– Наверху передохнешь, дружище, – отрезаю я. – Как нога?
– Как чужая, – Лих поднимает взгляд к своду шахты и шумно вдыхает. – Голова кружится… Пусти посидеть, а.
– Не-не-не, хитрец, – фыркаю я. – Ты сейчас отключишься, а мне тебя волоком тащить? Ты это, глаза не закрывай.
– Ладно.
– Смешную вещь хочешь? – не нахожу ничего лучше, чтобы взбодрить Лиха.
– Ну?..
– Внимание, анекдот. Закончился бой. Смертельно раненый респ лежит в лазарете. Тут мимо проходит лекарь, а респ его и спрашивает: «Кум, чую, недолго мне осталось. Скажи, а что будет после смерти?»
– А лекарь ему что?
– А он респу и отвечает: «Перестелим твою койку и положим другого».
Лих только хмыкает.
– Ой, неужели не смешно? – ворчу я.
– Было бы смешнее, – тихо отзывается Лих, – не окажись я сейчас на месте того респа.

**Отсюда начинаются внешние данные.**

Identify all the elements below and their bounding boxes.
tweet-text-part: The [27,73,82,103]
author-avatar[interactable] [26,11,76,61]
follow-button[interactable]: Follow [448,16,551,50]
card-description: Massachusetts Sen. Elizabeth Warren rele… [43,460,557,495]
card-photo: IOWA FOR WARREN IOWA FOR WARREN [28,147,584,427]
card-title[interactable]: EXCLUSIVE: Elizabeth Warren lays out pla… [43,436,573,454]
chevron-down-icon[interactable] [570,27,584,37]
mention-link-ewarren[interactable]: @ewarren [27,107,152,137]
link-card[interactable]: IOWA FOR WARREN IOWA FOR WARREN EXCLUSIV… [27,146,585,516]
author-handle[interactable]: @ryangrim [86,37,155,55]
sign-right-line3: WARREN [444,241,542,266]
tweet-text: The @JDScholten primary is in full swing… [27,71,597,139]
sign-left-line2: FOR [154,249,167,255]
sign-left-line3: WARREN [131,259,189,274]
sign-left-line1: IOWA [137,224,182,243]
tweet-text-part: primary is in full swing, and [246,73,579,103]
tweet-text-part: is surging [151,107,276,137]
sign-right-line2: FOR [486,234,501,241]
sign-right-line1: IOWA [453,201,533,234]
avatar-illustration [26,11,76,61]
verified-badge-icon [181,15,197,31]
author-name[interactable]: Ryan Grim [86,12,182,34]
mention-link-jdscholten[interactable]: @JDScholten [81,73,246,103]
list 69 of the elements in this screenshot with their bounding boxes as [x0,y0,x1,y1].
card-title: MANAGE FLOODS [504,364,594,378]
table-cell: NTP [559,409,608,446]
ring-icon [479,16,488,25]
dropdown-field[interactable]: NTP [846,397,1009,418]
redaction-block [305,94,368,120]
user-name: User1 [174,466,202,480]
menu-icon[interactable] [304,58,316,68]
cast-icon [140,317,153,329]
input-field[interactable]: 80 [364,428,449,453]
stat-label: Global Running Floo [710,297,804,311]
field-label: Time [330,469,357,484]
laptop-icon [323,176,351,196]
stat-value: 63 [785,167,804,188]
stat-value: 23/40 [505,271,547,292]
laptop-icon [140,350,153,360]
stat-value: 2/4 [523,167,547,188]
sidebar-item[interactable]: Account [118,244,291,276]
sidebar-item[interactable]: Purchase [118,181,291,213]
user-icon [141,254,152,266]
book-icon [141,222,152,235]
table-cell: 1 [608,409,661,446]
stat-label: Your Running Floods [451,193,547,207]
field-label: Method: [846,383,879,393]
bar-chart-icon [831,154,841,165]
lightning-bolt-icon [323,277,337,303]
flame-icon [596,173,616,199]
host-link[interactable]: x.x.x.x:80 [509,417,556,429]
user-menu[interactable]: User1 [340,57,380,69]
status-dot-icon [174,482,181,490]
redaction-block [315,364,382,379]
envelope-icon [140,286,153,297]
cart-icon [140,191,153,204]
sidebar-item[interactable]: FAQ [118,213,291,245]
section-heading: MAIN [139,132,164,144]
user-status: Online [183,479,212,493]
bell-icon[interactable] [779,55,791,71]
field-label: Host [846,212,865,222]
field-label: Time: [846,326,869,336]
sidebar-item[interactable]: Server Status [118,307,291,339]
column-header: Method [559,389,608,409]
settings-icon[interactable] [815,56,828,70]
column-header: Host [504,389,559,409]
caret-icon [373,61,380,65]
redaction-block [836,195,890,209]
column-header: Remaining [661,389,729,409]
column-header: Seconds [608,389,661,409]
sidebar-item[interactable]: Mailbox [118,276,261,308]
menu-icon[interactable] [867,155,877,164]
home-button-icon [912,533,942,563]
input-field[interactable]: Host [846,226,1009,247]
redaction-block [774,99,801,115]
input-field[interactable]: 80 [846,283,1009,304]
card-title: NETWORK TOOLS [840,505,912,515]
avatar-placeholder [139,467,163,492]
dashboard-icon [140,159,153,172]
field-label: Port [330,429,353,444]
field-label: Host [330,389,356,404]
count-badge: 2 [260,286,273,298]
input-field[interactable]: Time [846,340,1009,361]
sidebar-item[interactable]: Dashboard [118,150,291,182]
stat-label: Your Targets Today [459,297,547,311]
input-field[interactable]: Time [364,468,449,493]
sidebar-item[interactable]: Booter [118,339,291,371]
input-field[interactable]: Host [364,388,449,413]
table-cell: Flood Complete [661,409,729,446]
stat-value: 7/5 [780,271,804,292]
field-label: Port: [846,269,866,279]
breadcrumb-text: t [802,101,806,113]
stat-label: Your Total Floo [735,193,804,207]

На последних ступенях я взваливаю парня почти силой. Прислонив его к прохладной стене караулки, требую у него ключ. Приходится повозиться с замком – впотьмах не сразу-то и скважину найдешь. Но вот два заветных оборота ключа, и дверь со скрипом отворена.
Свет улицы бьет по глазам, и я прикрываюсь ладонью. Воздух Бехровии кажется свежим, как в сосновом бору – и легкие норовят растаять от удовольствия.
– Смешная вещь номер два! – кричу я взад, пытаясь проморгаться. – Почему шутки про утонувших респов всегда поверхностные?
Лих отвечает ворчанием.
– А потому что… – закончить не выходит. Вдруг что-то хлестко, как ветка в бурю, бьет меня по морде. – Шельма!
Лоб и щеку жжет до одури, словно приложился о край раскаленного котелка. Знакомая боль. Она отзывается покалыванием где-то в спине – бугристой от шрамов, на которые не скупился отец.
– Где мой брат, дикарская ты гнида?! – режет слух знакомый высокий голос.
В прорези меж пальцев я замечаю знакомую стерву. Инисто-пшеничная челка, острый нос с горбинкой и злющие – как у бешеной лисицы – глаза. В руке у девчонки раскачивается кнут, а грудь высоко вздымается под плащом цвета мокрого камня.
– Там, – коротко бросаю я, растирая лицо. Красный след мне обеспечен. Ну, хоть не кровит.
Вилка бельтом влетает в караулку, там слышится возня.
– …так задержаться! – эхо девчачьего голоса врезается в уши, что винт ошейника в фанеру. – Обязательно было запирать будку?!
– Давай… потом, сестренка, – вяло откликается ей.
– Что там у тебя? – тон Вилки сходит со злобы до озабоченности, но вновь возвращается к гневу. – Это тебя ублюдок так?!
– Не, это типа… Шишигон, что ли.
– Шишиган, – поправляю я, облокотившись о дверной косяк. Тру лоб, тру щеку – и не могу надышаться Бехровией. – Его к деду надо. Или он прямо здесь откинется.
Вилка возникает в проеме как ужасный дух возмездия. Да уж, Корпус призраков революции по ней плачет – с такой убедительной мимикой ей бы княжичей на допросах раскалывать.
– Что с ним? – рокочущим голосом требует она.